1928 beteiligte sich Vincent, dessen Vater in Argentinien ein Vermögen mit Rindern gemacht hatte, an der maroden Firma und half ihr wieder auf die Beine. Wenig später hatten Vincent-Maschinen den Ruf, zu den schnellsten, teuersten und exklusivsten Motorrädern zu zählen, die es zu kaufen gab. Die von Mecum angebotene ist eine von nur 78 ursprünglich produzierten und die einzige, die derzeit verfügbar ist, glaubt das Auktionshaus, da sich kaum ein Besitzer von seinem Vorkriegs-Rapid trennen möchte.
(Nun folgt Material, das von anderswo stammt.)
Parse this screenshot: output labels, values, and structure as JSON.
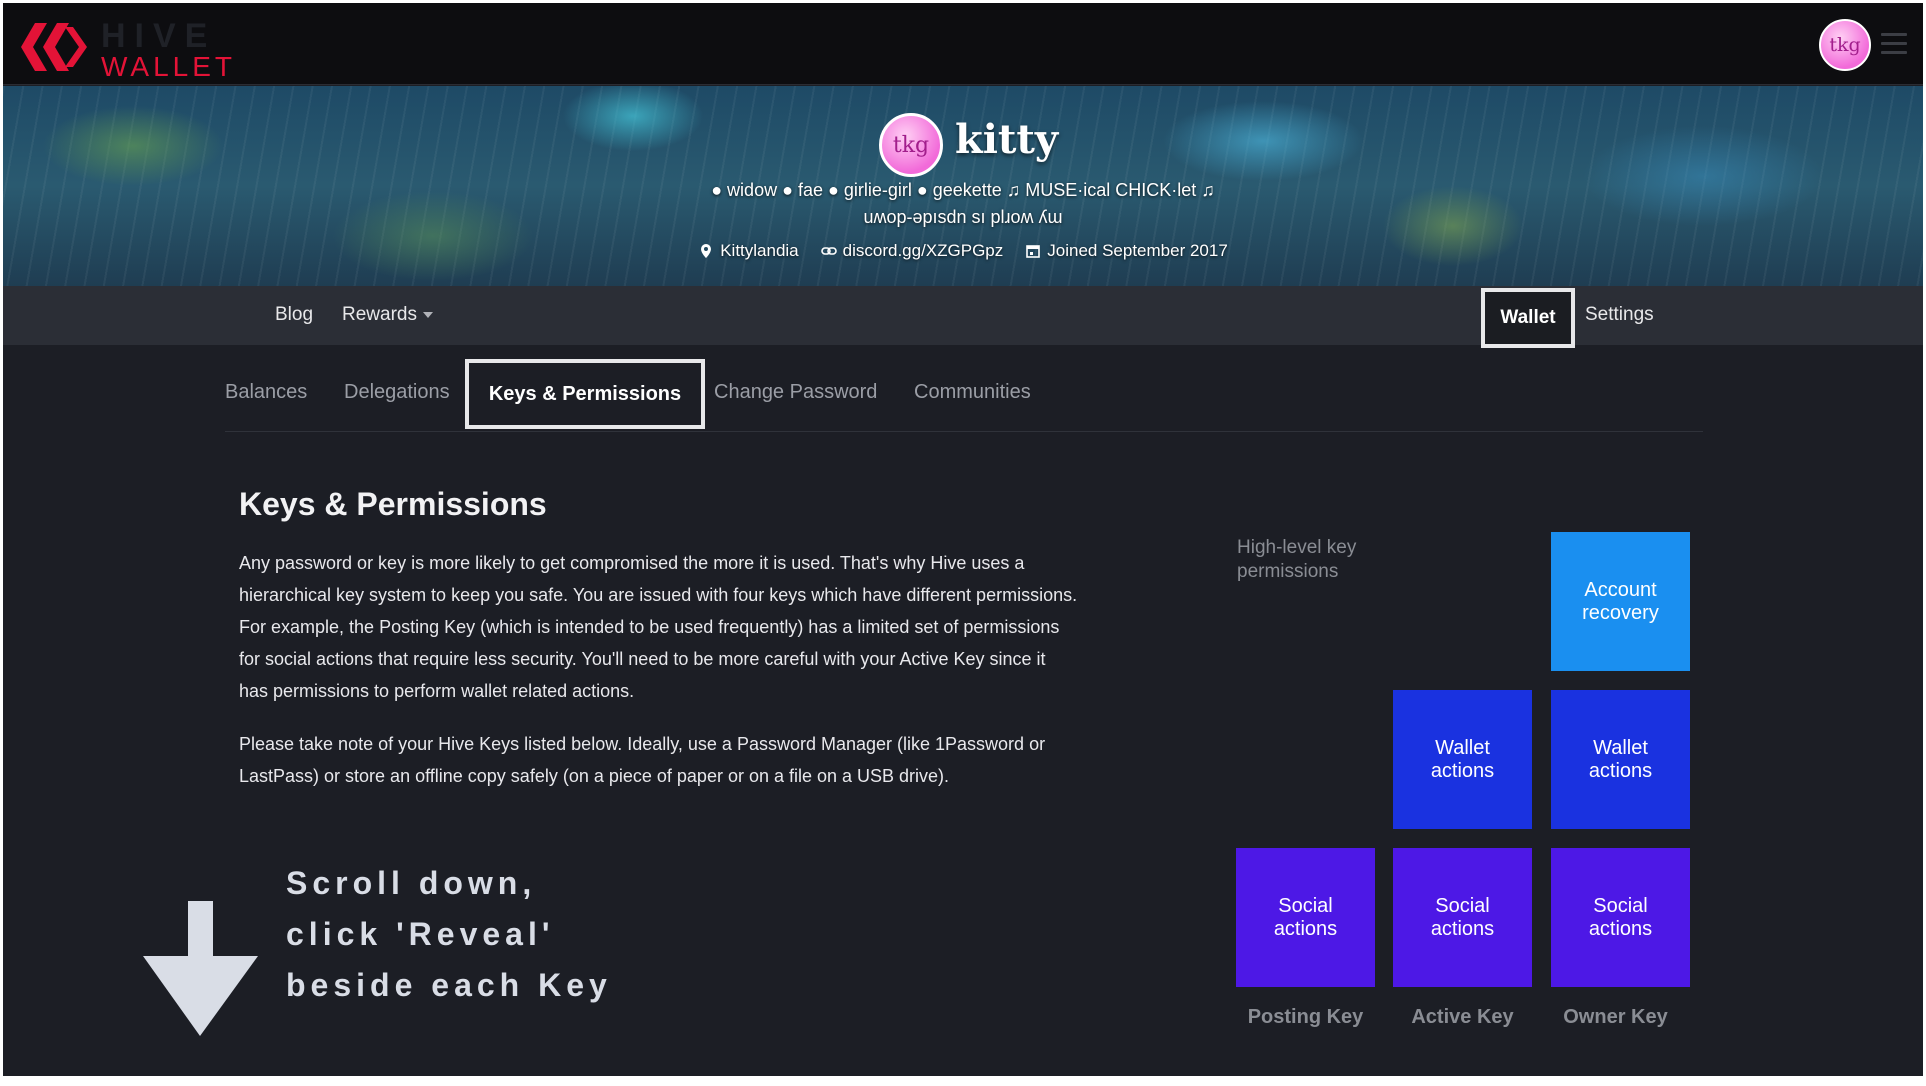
{
  "brand": {
    "logo_top": "HIVE",
    "logo_bottom": "WALLET",
    "accent_color": "#e31337"
  },
  "header": {
    "avatar_text": "tkg",
    "menu_icon": "hamburger-menu-icon"
  },
  "profile": {
    "avatar_text": "tkg",
    "name": "kitty",
    "about_line1": "● widow ● fae ● girlie-girl ● geekette ♫ MUSE·ical CHICK·let ♫",
    "about_line2": "uʍop-ǝpısdn sı plɹoʍ ʎɯ",
    "location": "Kittylandia",
    "website": "discord.gg/XZGPGpz",
    "joined": "Joined September 2017"
  },
  "nav": {
    "blog": "Blog",
    "rewards": "Rewards",
    "wallet": "Wallet",
    "settings": "Settings"
  },
  "tabs": {
    "balances": "Balances",
    "delegations": "Delegations",
    "keys": "Keys & Permissions",
    "change_password": "Change Password",
    "communities": "Communities"
  },
  "content": {
    "title": "Keys & Permissions",
    "para1": "Any password or key is more likely to get compromised the more it is used. That's why Hive uses a hierarchical key system to keep you safe. You are issued with four keys which have different permissions. For example, the Posting Key (which is intended to be used frequently) has a limited set of permissions for social actions that require less security. You'll need to be more careful with your Active Key since it has permissions to perform wallet related actions.",
    "para2": "Please take note of your Hive Keys listed below. Ideally, use a Password Manager (like 1Password or LastPass) or store an offline copy safely (on a piece of paper or on a file on a USB drive)."
  },
  "annotation": {
    "line1": "Scroll down,",
    "line2": "click 'Reveal'",
    "line3": "beside each Key"
  },
  "diagram": {
    "label": "High-level key permissions",
    "boxes": {
      "account_recovery": "Account recovery",
      "wallet_actions": "Wallet actions",
      "social_actions": "Social actions"
    },
    "captions": {
      "posting": "Posting Key",
      "active": "Active Key",
      "owner": "Owner Key"
    },
    "colors": {
      "recovery": "#1a8ff0",
      "wallet": "#1a32e0",
      "social": "#4d18e6"
    }
  }
}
Platz zwei wird wohl eine Brough Superior Mark 1 von 1922 einnehmen. Das äußerst seltene Motorrad ist eine von zwei bekannten, erhalten gebliebenen und frühesten Zweirädern von George Brough. Das restaurierte Modell wird auf einen Wert zwischen 275.000 und 350.000 Dollar (230.000 bis 295.000 Euro) geschätzt. Brough war ein britischer Motorradhersteller, Rennfahrer und Weltrekordhalter. Er machte sich einen Namen mit aufwändig konstruierten und in Handarbeit hergestellten Brough-Superior Sportmotorrädern, die in den späten 1920er und 1930er Jahren zu den weltweit schnellsten ihrer Art zählten. Aufgrund der Schnelligkeit und Zuverlässigkeit der Maschinen wurde die Marke auch als „Rolls-Royce der Motorräder“ bezeichnet.
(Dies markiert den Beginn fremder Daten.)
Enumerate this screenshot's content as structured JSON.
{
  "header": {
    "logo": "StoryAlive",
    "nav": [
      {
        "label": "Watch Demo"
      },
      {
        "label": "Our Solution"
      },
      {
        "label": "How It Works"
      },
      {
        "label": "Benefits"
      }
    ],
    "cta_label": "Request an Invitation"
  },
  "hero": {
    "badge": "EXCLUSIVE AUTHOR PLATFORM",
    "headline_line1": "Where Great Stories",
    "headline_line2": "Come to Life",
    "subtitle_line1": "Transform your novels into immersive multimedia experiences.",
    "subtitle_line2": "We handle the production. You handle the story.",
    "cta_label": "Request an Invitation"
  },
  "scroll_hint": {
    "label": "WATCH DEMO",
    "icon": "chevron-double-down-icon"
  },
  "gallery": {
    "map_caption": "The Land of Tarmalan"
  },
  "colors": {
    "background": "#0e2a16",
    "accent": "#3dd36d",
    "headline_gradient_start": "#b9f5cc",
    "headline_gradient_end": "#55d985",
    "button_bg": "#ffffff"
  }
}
31 Jahre jünger ist die 1953er Vincent Black Shadow, die während der Monterey Car Week ebenfalls bei den Mecum Auktionen am 13. August 2021 unter der Los-Nummer F14 mit einer offiziellen Schätzung von immerhin 150.000 bis 175.000 US-Dollar (126.000 bis 148.000 Euro) unter den Hammer kommt. Zwischen 1948 und 1973 galt sie als schnellstes Motorrad der Welt. Die von Grund auf restaurierte Maschine blieb laut Mecum bis ins kleinste Detail originalgetreu. Bevor die Modellreihe Vincent Black Shadow 1948 zum ersten Mal der Öffentlichkeit vorgestellt wurde, gelang es einem speziell getunten Modell 1948 auf dem Salzsee von Bonneville in den USA die 250-km/h-Barriere zu durchbrechen.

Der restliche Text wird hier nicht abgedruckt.